Résumé de la décision
M. [R] [C] a formé un pourvoi contre l'arrêt de la chambre de l'instruction de la cour d'appel de Chambéry, daté du 23 février 2024. Cet arrêt confirmait l'ordonnance du juge des libertés et de la détention l'ayant placé en détention provisoire dans le cadre d'une procédure pour blessures et homicide involontaires aggravés. La Cour de cassation, après avoir examiné la recevabilité du pourvoi et les éléments de procédure, a déclaré celui-ci non admis le 4 juin 2024.
Arguments pertinents
1. Recevabilité du pourvoi : La Cour de cassation a précisé qu'aucun moyen de nature à permettre l'admission du pourvoi n'existait en l'espèce. Cette décision souligne l'importance de la rigueur dans le respect des formes et des procédures dans les recours en cassation.
> "Après avoir examiné tant la recevabilité du recours que les pièces de procédure, la Cour de cassation constate qu'il n'existe, en l'espèce, aucun moyen de nature à permettre l'admission du pourvoi."
2. Détention provisoire : L'ordonnance initiale du juge des libertés et de la détention ayant placé M. [R] [C] en détention provisoire a été confirmée par la chambre de l'instruction, soulignant que les conditions de maintien en détention étaient justifiées par la gravité des faits.

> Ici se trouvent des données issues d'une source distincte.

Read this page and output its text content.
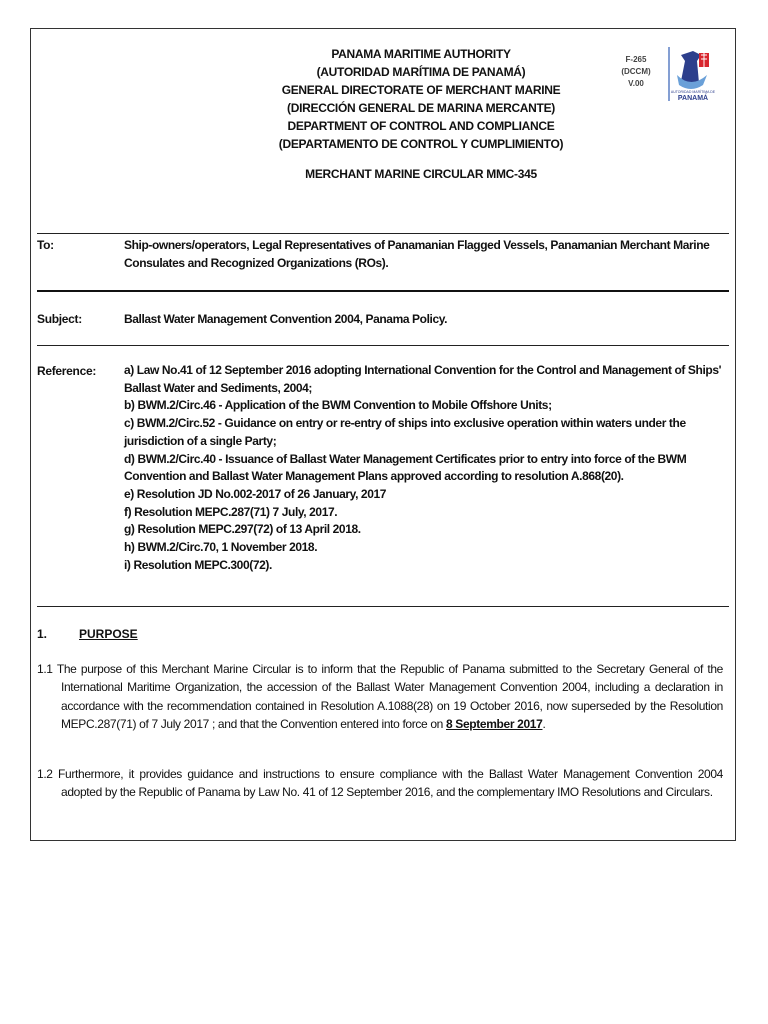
PANAMA MARITIME AUTHORITY
(AUTORIDAD MARÍTIMA DE PANAMÁ)
GENERAL DIRECTORATE OF MERCHANT MARINE
(DIRECCIÓN GENERAL DE MARINA MERCANTE)
DEPARTMENT OF CONTROL AND COMPLIANCE
(DEPARTAMENTO DE CONTROL Y CUMPLIMIENTO)
F-265
(DCCM)
V.00
AUTORIDAD MARÍTIMA DE
PANAMÁ
MERCHANT MARINE CIRCULAR MMC-345
To:	Ship-owners/operators, Legal Representatives of Panamanian Flagged Vessels, Panamanian Merchant Marine Consulates and Recognized Organizations (ROs).
Subject:	Ballast Water Management Convention 2004, Panama Policy.
Reference: a) Law No.41 of 12 September 2016 adopting International Convention for the Control and Management of Ships' Ballast Water and Sediments, 2004;
b) BWM.2/Circ.46 - Application of the BWM Convention to Mobile Offshore Units;
c) BWM.2/Circ.52 - Guidance on entry or re-entry of ships into exclusive operation within waters under the jurisdiction of a single Party;
d) BWM.2/Circ.40 - Issuance of Ballast Water Management Certificates prior to entry into force of the BWM Convention and Ballast Water Management Plans approved according to resolution A.868(20).
e) Resolution JD No.002-2017 of 26 January, 2017
f) Resolution MEPC.287(71) 7 July, 2017.
g) Resolution MEPC.297(72) of 13 April 2018.
h) BWM.2/Circ.70, 1 November 2018.
i) Resolution MEPC.300(72).
1.	PURPOSE
1.1 The purpose of this Merchant Marine Circular is to inform that the Republic of Panama submitted to the Secretary General of the International Maritime Organization, the accession of the Ballast Water Management Convention 2004, including a declaration in accordance with the recommendation contained in Resolution A.1088(28) on 19 October 2016, now superseded by the Resolution MEPC.287(71) of 7 July 2017 ; and that the Convention entered into force on 8 September 2017.
1.2 Furthermore, it provides guidance and instructions to ensure compliance with the Ballast Water Management Convention 2004 adopted by the Republic of Panama by Law No. 41 of 12 September 2016, and the complementary IMO Resolutions and Circulars.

Interprétations et citations légales
L'article 567-1-1 du Code de procédure pénale, sur lequel la décision est fondée, exige que la Cour examine la recevabilité du pourvoi en tenant compte des moyens soulevés. Cet article souligne la prérogative de la Cour de cassation d'écarter les pourvois qui ne comportent pas d'arguments juridiques valables ou qui ne remettent pas en question des points de droit ou des faits substantiels.

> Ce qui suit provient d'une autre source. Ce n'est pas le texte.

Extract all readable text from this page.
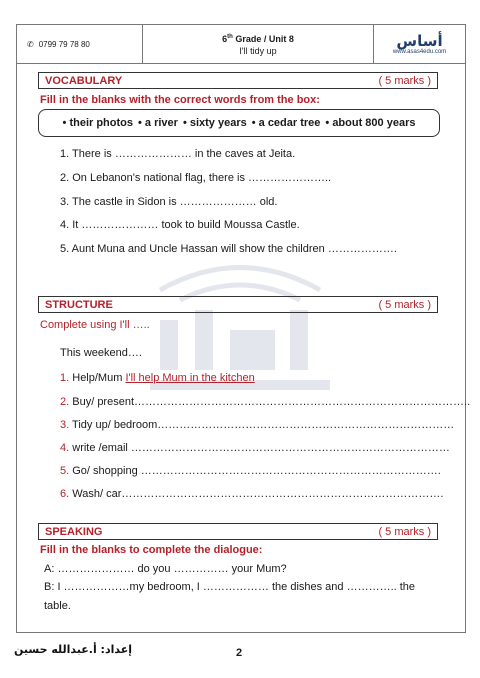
✆ 0799 79 78 80	6th Grade / Unit 8
I'll tidy up
أساس
www.asas4edu.com
VOCABULARY	( 5 marks )
Fill in the blanks with the correct words from the box:
• their photos • a river • sixty years • a cedar tree • about 800 years
1. There is ………………… in the caves at Jeita.
2. On Lebanon's national flag, there is …………………..
3. The castle in Sidon is ………………… old.
4. It ………………… took to build Moussa Castle.
5. Aunt Muna and Uncle Hassan will show the children ……………….
STRUCTURE	( 5 marks )
Complete using I'll …..
This weekend….
1. Help/Mum I'll help Mum in the kitchen
2. Buy/ present………………………………………………………………………………..
3. Tidy up/ bedroom………………………………………………………………………
4. write /email ……………………………………………………………………………
5. Go/ shopping ……………………………………………………………………….
6. Wash/ car…………………………………………………………………………….
SPEAKING	( 5 marks )
Fill in the blanks to complete the dialogue:
A: ………………… do you …………… your Mum?
B: I ………………my bedroom, I ……………… the dishes and ………….. the
table.
إعداد: أ.عبدالله حسين	2
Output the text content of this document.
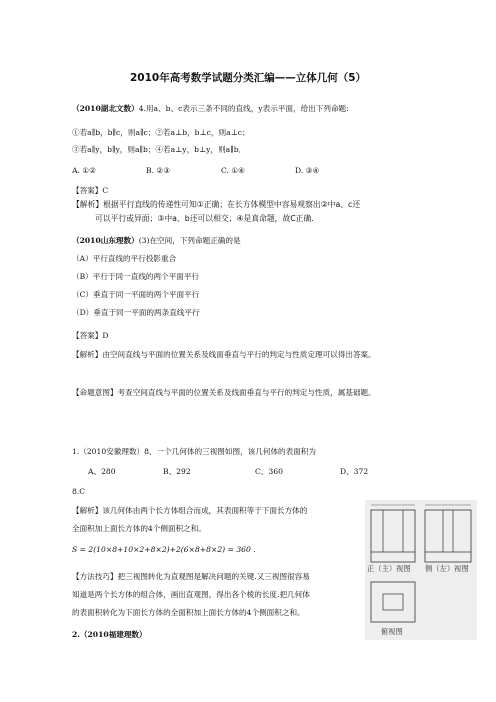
2010年高考数学试题分类汇编——立体几何（5）
（2010湖北文数）4.用a、b、c表示三条不同的直线，y表示平面，给出下列命题:
①若a∥b，b∥c，则a∥c；②若a⊥b，b⊥c，则a⊥c；
③若a∥y，b∥y，则a∥b；④若a⊥y，b⊥y，则a∥b．
A. ①②	B. ②③	C. ①④	D. ③④
【答案】C
【解析】根据平行直线的传递性可知①正确；在长方体模型中容易观察出②中a、c还
可以平行或异面；③中a、b还可以相交；④是真命题，故C正确.
（2010山东理数）(3)在空间，下列命题正确的是
（A）平行直线的平行投影重合
（B）平行于同一直线的两个平面平行
（C）垂直于同一平面的两个平面平行
（D）垂直于同一平面的两条直线平行
【答案】D
【解析】由空间直线与平面的位置关系及线面垂直与平行的判定与性质定理可以得出答案。
【命题意图】考查空间直线与平面的位置关系及线面垂直与平行的判定与性质，属基础题。
1.（2010安徽理数）8、一个几何体的三视图如图，该几何体的表面积为
A、280	B、292	C、360	D、372
8.C
【解析】该几何体由两个长方体组合而成，其表面积等于下面长方体的
全面积加上面长方体的4个侧面积之和。
S = 2(10×8+10×2+8×2)+2(6×8+8×2) = 360 .
【方法技巧】把三视图转化为直观图是解决问题的关键.又三视图很容易
知道是两个长方体的组合体，画出直观图，得出各个棱的长度.把几何体
的表面积转化为下面长方体的全面积加上面长方体的4个侧面积之和。
2.（2010福建理数）
正（主）视图 侧（左）视图
俯视图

- Code de procédure pénale - Article 567-1-1 : Cet article stipule que la Cour doit vérifier la validité des moyens soulevés dans les pourvois. La décision d'une non-admission se doit de reposer sur cette vérification, permettant ainsi d'assurer que seuls les recours méritant une attention judiciaire soient examinés.
En résumé, la décision de la Cour de cassation illustre une application stricte des règles de procédure pénale et souligne la nécessité pour les justiciables d'exposer des arguments substantiels et recevables pour faire examiner leur pourvoi.